Sunday, 10 August 2008

lady with cat + authenticity + autobiography

from flickr


if i told you this was my nan, you'd believe me, right? seems a contemporary colour photograph, roughly the right age to be my nan, very fondly looking at these cats in her lap. my dissertation research into roland barthes in camera lucida looked at how barthes was struggling to 'see' his mother in any of the photos he has of her following her death, even if in fact, visibly the woman in the photograph was her, he couldn't connect the frozen snapshot of time of, for example, the presented facial expression,disposition,context,her as a child- its didn't seem to be really her to him. now taking this further, in how by, for example, verbally narrating, we bring a picture from the past into real time. or even by how putting it in a frame on the mantelpiece gives it a status and thus implied personal connection if on my mantelpiece. i draw connections here to the tratchenberg family slide show players who create narratives of strangers lives depicted through slides, in performing songs about car boot found images (my previous post here.) who are these people? those lost treasured moments of the past 'rekindled' inauthentically momentarily in the present?

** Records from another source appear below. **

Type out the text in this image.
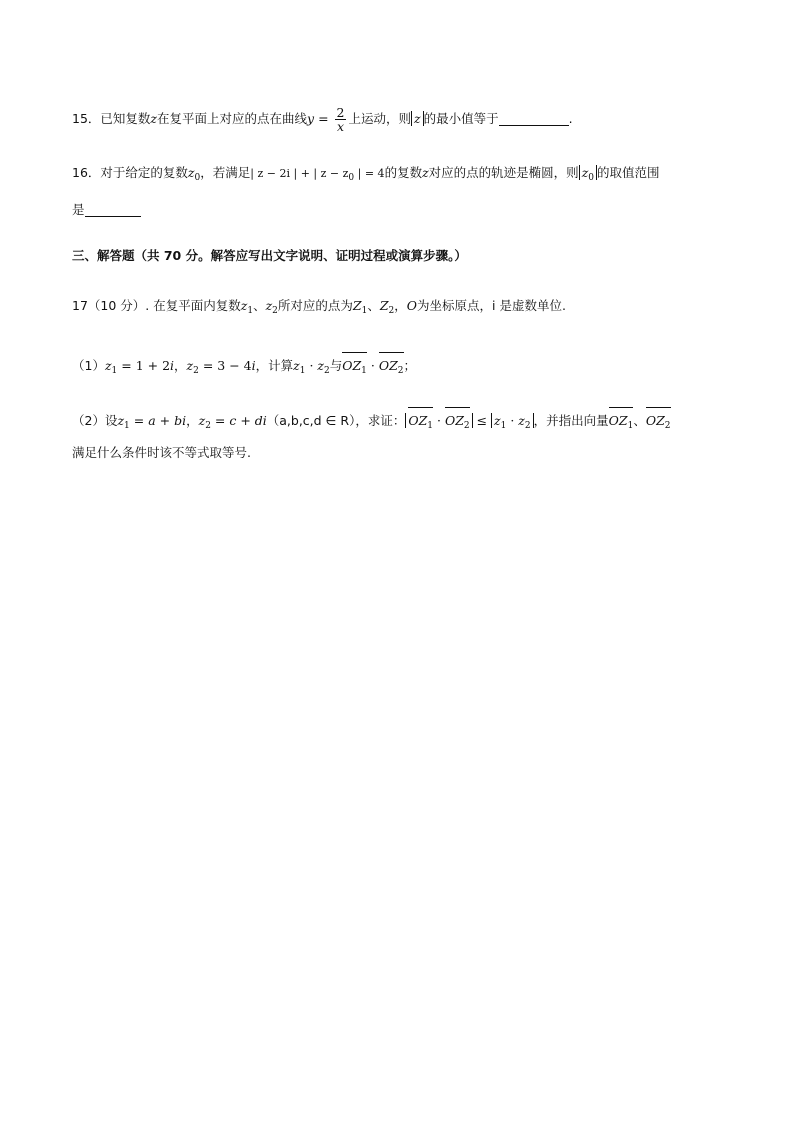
15．已知复数z在复平面上对应的点在曲线$y = \frac{2}{x}$ 上运动，则 z 的最小值等于	.
16．对于给定的复数$z_0$，若满足| z − 2i | + | $z - z_0$ | = 4的复数z对应的点的轨迹是椭圆，则 $z_0$ 的取值范围
是
三、解答题（共 70 分。解答应写出文字说明、证明过程或演算步骤。）
17（10 分）. 在复平面内复数$z_1$、$z_2$所对应的点为$Z_1$、$Z_2$，O为坐标原点，i 是虚数单位.
$(1)z_1 = 1 + 2i$，$z_2 = 3 - 4i$，计算$z_1 \cdot z_2$与$OZ_1 \cdot OZ_2$；
（2）设$z_1 = a$ + bi，$z_2 = c + di(a,b,c,d$ ∈ R），求证： $OZ_1 \cdot OZ_2 \le z_1 \cdot z_2$ ，并指出向量$OZ_1$、$OZ_2$
满足什么条件时该不等式取等号.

i have also been looking through old photos of my blood father who passed away recently. we had a selection of them out at his wake from different points in his life to connect to all those people present from across his life, start conversations, recount memories. many of these photos i'd not seen before. there's two in particular, one of him aged about 6 months in a christening gown i think in 1928,with his older brother and sister, pretty standard british photo of that time so fairly non-descript, could be any baby, but it isn't as i've been told otherwise. i'm finding it hard not to look at it, it represents him at the start of his life. the other photo is of him as an artist in his studio in the 60s taking a photo of himself in a mirror surrounded by his ceramics and paintings.this photograph i would imagine was how barthes felt looking at his mother in an age he also didn't know her, a sense of awe and loss but also a sense of wonderment about that time in their life, a time that may well remain unknown.for me, a sense of the artistic person i wish i had known, or how much does this photo actually represent that as my father would think? all so subjective, the "that-has-been," as camera lucida discusses at great length. photos in light of these circumstances of a life passing for me are proving quite challenging to view- and has made me consider the level of honesty i actually want to share so publicly. so when doug said during the july scratch performance, have out a photograph of me and my nan to set the scene, due to that scene developing in ways away from a direct autobiography with the addition of the granddad section, i'm not sure i want to have my pictorally real nan. however, this begs the question then, am i theatricalising my work or am i merely embellishing it like storytellers do?

i was thinking about spalding grays life as a performance and the ideas surrounding autobiography- how truthful am i being already and am i to continue to be? how much am i inventing and continuing to invent? i have a suitcase of cat related object and image possibilities i am collating and weeding out bit by bit, many based on nanny's own tastes but are some things too hyper real, too inauthentic? is it possible to be making a point about this? if i pulled out a photo album with the lady with cats at the top of this post in, and then talked about her, the natural response would be its her. however, if i pulled the image out of a lady smiling and clearly loving her cats, from a pile of old photos in a rubber band and then framed it and placed it in front of the audience to tell the story would they still think she was my nan? or could it be perceived that i wanted this to be my nan? or that this was how i saw her?
am i making a different but good point about photography here, alongside the others i am employing in erasing the image, not fixing it , temporal obscura image?

i inherited a few lovely items when nanny passed away, a beautiful lamp and old electric heater. nanny had mixed taste and a few choice cat items in amongst her living breathing pussies, including a cat calendar, but also some what i would term very tacky, chintzy ornaments. so the items i am collating seem plausible to the autobiography.

is the cat lady photo or one like it another photographic twist for the MA show? i think i will try a photo in thursday's scratch.